A test that is designed to highlight the difference between human and machine — or prove that a human really is a human — is nothing new. In fact, it’s the basis for the Turing Test, a test devised by pioneering computer scientist Alan Turing all the way back in 1950. Here in 2018, machines have gotten considerably smarter, and the idea of a machine that thinks is no longer quite as crazy as it sounded almost 70 years ago. It’s therefore no surprise that the question of what separates humans from machines is at the forefront of a lot of people’s minds — as a new “Minimal Turing Test” makes clear.
Devised by two researchers from the Massachusetts Institute of Technology’s Department of Brain and Cognitive Sciences and the University of Pennsylvania, the new spin on an old classic asked 1,089 human participants to name a single word they would use to explain just what makes humans, well, human.
“We proposed a new method for studying how people think about other kinds of agents, or people that belong to other social groups — essentially give one word to prove your identity,” John McCoy, an assistant professor of Marketing at the Wharton School of the University of Pennsylvania, told Digital Trends. “We asked people to give one word to prove that they’re not a smart robot, and to judge the words of others. We used techniques from natural language processing to cluster the words that people gave, and modeled people’s words and judgments with ideas from game theory.”
The words human respondents used to prove their humanity included “love” (a massive 14 percent of responses), various answers relating to emotions, compassion, religion, and … “poop.” Because what are we as the planet’s current most intelligent beings if not for lovers of toilet humor?

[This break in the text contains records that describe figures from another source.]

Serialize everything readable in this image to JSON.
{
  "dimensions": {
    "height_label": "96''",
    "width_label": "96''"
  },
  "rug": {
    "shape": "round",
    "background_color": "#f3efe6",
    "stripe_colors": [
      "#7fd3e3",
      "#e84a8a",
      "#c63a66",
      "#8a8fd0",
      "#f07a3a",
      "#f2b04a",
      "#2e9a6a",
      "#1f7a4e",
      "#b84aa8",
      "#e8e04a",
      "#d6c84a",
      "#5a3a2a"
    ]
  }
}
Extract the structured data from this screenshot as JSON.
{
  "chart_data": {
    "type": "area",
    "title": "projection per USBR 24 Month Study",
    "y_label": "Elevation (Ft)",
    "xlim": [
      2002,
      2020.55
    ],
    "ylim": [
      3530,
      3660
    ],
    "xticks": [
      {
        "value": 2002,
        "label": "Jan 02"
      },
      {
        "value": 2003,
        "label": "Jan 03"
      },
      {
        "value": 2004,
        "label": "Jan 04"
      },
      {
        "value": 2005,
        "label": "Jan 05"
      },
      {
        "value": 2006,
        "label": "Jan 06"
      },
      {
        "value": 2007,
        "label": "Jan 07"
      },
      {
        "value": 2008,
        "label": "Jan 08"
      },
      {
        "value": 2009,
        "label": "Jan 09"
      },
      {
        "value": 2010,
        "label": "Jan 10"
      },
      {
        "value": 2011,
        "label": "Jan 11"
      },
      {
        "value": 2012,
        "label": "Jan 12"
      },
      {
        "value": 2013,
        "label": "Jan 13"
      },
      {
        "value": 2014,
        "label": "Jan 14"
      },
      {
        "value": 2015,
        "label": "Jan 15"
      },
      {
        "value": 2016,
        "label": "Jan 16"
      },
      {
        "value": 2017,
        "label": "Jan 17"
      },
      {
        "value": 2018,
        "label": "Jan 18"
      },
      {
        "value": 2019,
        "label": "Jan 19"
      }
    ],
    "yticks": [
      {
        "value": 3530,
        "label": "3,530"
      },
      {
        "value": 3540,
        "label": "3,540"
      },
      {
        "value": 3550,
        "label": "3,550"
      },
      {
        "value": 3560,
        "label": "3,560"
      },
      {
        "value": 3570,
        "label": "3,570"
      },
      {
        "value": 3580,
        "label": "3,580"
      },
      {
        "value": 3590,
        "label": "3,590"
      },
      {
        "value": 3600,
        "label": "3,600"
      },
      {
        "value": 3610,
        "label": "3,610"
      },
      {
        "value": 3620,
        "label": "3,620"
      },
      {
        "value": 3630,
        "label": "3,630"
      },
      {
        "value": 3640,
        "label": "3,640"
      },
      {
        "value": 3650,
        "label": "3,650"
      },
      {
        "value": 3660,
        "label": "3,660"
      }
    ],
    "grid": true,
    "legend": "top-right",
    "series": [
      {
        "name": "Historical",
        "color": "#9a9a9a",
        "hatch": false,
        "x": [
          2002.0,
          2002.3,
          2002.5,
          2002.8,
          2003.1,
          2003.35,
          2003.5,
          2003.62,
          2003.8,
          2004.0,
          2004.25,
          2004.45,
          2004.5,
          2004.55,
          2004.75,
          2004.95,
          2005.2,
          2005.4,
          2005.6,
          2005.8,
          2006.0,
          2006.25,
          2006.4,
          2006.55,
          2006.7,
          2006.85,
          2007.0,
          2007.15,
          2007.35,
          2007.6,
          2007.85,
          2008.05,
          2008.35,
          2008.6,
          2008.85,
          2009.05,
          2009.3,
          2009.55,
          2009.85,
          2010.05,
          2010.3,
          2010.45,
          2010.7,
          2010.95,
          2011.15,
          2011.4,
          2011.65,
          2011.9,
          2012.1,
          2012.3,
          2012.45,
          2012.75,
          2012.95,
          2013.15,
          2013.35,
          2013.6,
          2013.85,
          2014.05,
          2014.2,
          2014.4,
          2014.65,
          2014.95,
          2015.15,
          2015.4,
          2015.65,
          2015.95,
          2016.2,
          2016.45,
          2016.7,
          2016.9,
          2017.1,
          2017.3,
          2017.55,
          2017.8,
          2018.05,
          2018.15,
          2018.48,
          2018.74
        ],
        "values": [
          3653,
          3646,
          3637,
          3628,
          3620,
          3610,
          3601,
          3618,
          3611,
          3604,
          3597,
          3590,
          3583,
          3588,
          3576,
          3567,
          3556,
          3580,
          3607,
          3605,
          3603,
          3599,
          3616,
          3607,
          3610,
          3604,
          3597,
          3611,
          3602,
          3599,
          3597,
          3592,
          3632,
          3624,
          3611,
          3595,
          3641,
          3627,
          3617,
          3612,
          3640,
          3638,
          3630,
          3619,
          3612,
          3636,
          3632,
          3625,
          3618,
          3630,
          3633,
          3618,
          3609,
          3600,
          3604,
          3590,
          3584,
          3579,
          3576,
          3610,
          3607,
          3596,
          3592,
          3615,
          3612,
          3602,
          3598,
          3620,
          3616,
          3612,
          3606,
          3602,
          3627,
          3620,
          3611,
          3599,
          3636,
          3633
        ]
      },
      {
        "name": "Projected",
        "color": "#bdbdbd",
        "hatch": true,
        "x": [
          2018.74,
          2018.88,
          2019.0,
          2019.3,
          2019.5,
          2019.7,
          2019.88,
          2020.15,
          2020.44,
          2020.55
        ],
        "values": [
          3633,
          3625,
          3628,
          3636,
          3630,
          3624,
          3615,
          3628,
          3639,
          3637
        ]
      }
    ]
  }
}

In fact, poop had a whole lot of significance for the project. After the answers had been collected, the researchers randomly formed pairs of words and then told another group of 2,405 participants to choose which word they thought was from a human and which one was from a robot — despite the fact that both were selected by humans. “Poop” was the one that most people thought had been picked by a human. The least successful, for obvious reasons, was “robot.”

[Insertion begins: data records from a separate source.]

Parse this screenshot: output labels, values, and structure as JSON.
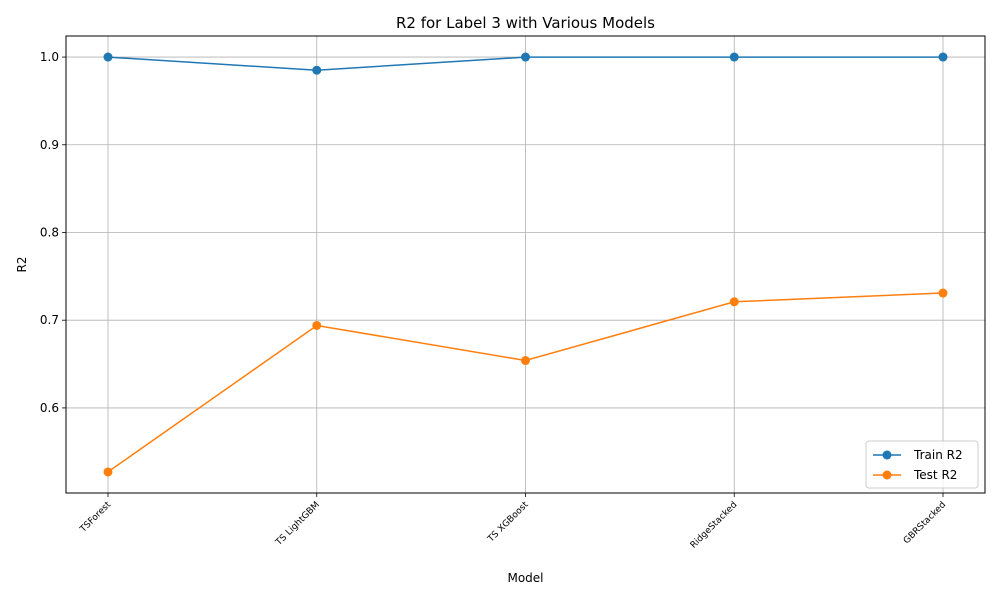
{
  "chart_data": {
    "type": "line",
    "title": "R2 for Label 3 with Various Models",
    "xlabel": "Model",
    "ylabel": "R2",
    "categories": [
      "TSForest",
      "TS LightGBM",
      "TS XGBoost",
      "RidgeStacked",
      "GBRStacked"
    ],
    "series": [
      {
        "name": "Train R2",
        "color": "#1f77b4",
        "values": [
          1.0,
          0.985,
          1.0,
          1.0,
          1.0
        ]
      },
      {
        "name": "Test R2",
        "color": "#ff7f0e",
        "values": [
          0.527,
          0.694,
          0.654,
          0.721,
          0.731
        ]
      }
    ],
    "ylim": [
      0.503,
      1.024
    ],
    "yticks": [
      "0.6",
      "0.7",
      "0.8",
      "0.9",
      "1.0"
    ],
    "grid": true,
    "legend_position": "bottom-right",
    "marker": "circle"
  }
}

“Most of the words make sense once you see them, but they’re not necessarily what I would have predicted ahead of time,” Tomer Ullman, a postdoctoral associate in the Computational Cognitive Science group at MIT, told us. “Some of the words still have us scratching our heads. That the taboo category word beat out everything else isn’t something I would’ve bet a lot of money on before we ran the study, though it may seem obvious in retrospect.”